A l’heure du goûter, déjà, le jour décline ; 

Et le soir est installé depuis longtemps quand vient enfin l’heure de se coucher. 

 

Frimas de novembre et lueurs désormais fragiles de l’hiver qui s’avance : 

Quand le monde s’emmitoufle et que seul le bout du nez dépasse encore, 

Qu’il fait nuit noire et que tombent violemment pluie et obscurité, 

Il est à travailler l’autre élément qui sort de l’uniforme réchauffant : 

Le regard, s’attachant à distinguer la vie malgré les ténèbres. 

 

C’est un regard de braise à travailler, pour réchauffer, 

En le portant sur Celui qui a le véritable regard ardent : 

Un regard brûlant, un regard aimant, un regard plein de vie. 

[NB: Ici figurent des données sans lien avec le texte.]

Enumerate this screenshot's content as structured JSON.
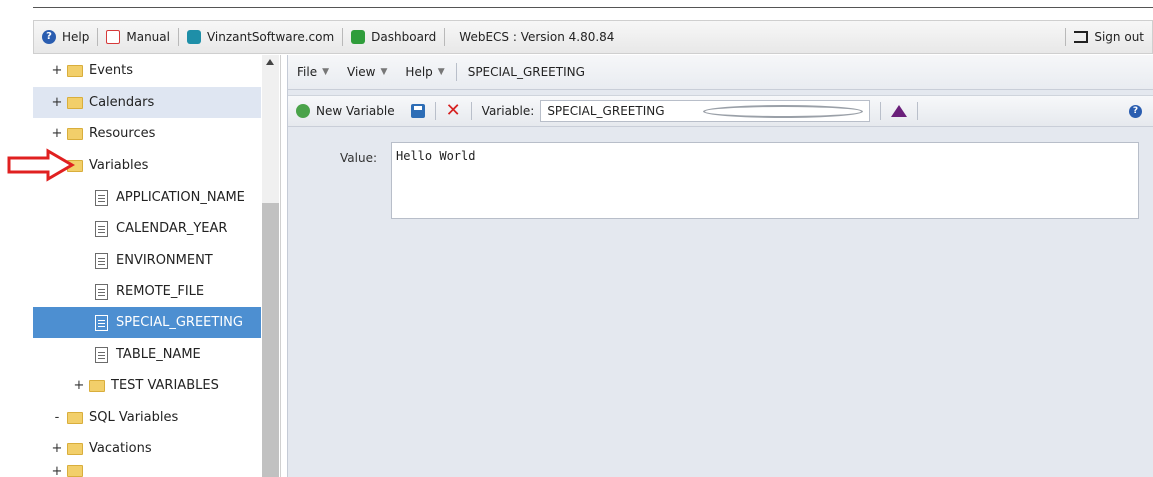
{
  "topbar": {
    "help": "Help",
    "manual": "Manual",
    "vinzant": "VinzantSoftware.com",
    "dashboard": "Dashboard",
    "version": "WebECS : Version 4.80.84",
    "signout": "Sign out"
  },
  "tree": {
    "events": "Events",
    "calendars": "Calendars",
    "resources": "Resources",
    "variables": "Variables",
    "items": [
      "APPLICATION_NAME",
      "CALENDAR_YEAR",
      "ENVIRONMENT",
      "REMOTE_FILE",
      "SPECIAL_GREETING",
      "TABLE_NAME"
    ],
    "test_variables": "TEST VARIABLES",
    "sql_variables": "SQL Variables",
    "vacations": "Vacations",
    "plus": "+",
    "minus": "-"
  },
  "menubar": {
    "file": "File",
    "view": "View",
    "help": "Help",
    "breadcrumb": "SPECIAL_GREETING"
  },
  "toolbar": {
    "new_variable": "New Variable",
    "variable_label": "Variable:",
    "variable_value": "SPECIAL_GREETING"
  },
  "editor": {
    "value_label": "Value:",
    "value_text": "Hello World"
  },
  "colors": {
    "selected": "#4d8fd1",
    "highlight": "#dfe6f2",
    "arrow": "#e02020"
  }
}
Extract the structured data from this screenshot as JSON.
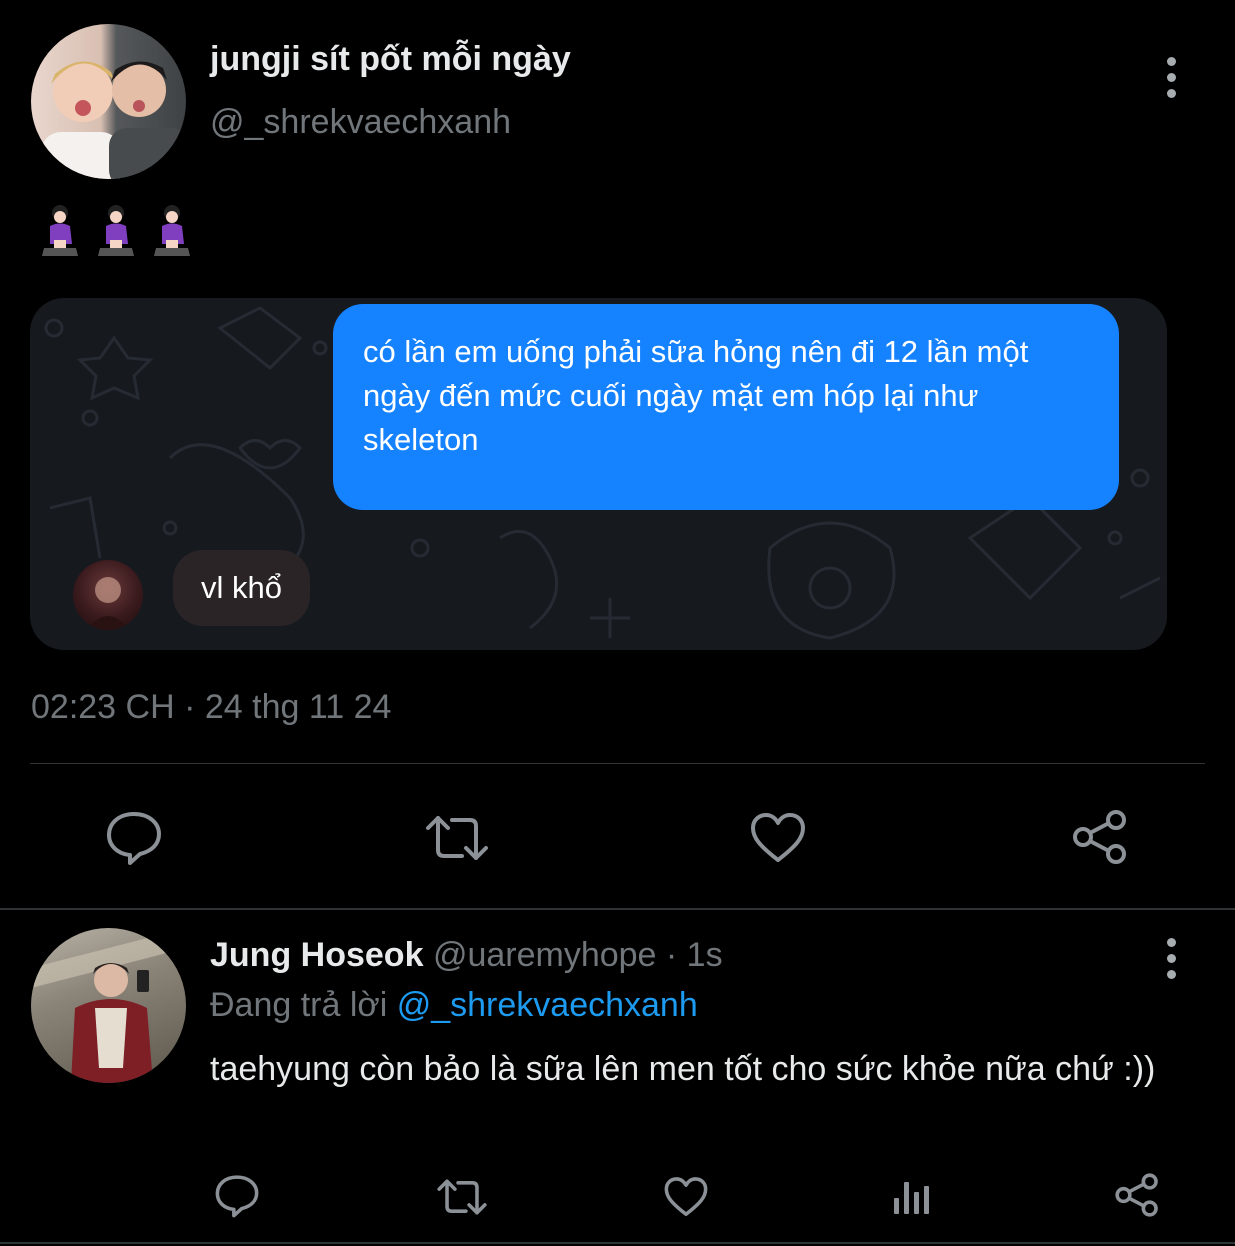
{
  "post": {
    "display_name": "jungji sít pốt mỗi ngày",
    "handle": "@_shrekvaechxanh",
    "emoji_text": "🧎‍♀️🧎‍♀️🧎‍♀️",
    "chat": {
      "outgoing": "có lần em uống phải sữa hỏng nên đi 12 lần một ngày đến mức cuối ngày mặt em hóp lại như skeleton",
      "incoming": "vl khổ"
    },
    "timestamp": "02:23 CH · 24 thg 11 24",
    "actions": [
      "reply-icon",
      "retweet-icon",
      "like-icon",
      "share-icon"
    ]
  },
  "reply": {
    "display_name": "Jung Hoseok",
    "handle_time": "@uaremyhope · 1s",
    "replying_prefix": "Đang trả lời",
    "replying_to": "@_shrekvaechxanh",
    "text": "taehyung còn bảo là sữa lên men tốt cho sức khỏe nữa chứ :))",
    "actions": [
      "reply-icon",
      "retweet-icon",
      "like-icon",
      "views-icon",
      "share-icon"
    ]
  },
  "colors": {
    "background": "#000000",
    "outgoing_bubble": "#1582ff",
    "link": "#1d9bf0",
    "muted": "#71767b"
  }
}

Pour vivifier chacun, doucement, dans nos nuits froides. 

 

Le soir, à la lueur des bougies, déposer nos vies sous Son regard ; 

Tendre celui de notre cœur vers Lui, à traver Sa parole, 

Pour réchauffer notre cœur de ses froideurs, de ses hivers, 

Pour vivifier notre regard et tenter de le rendre semblable au Sien, 

Capable de faire vivre, même au plus sombre des nuits de l’homme.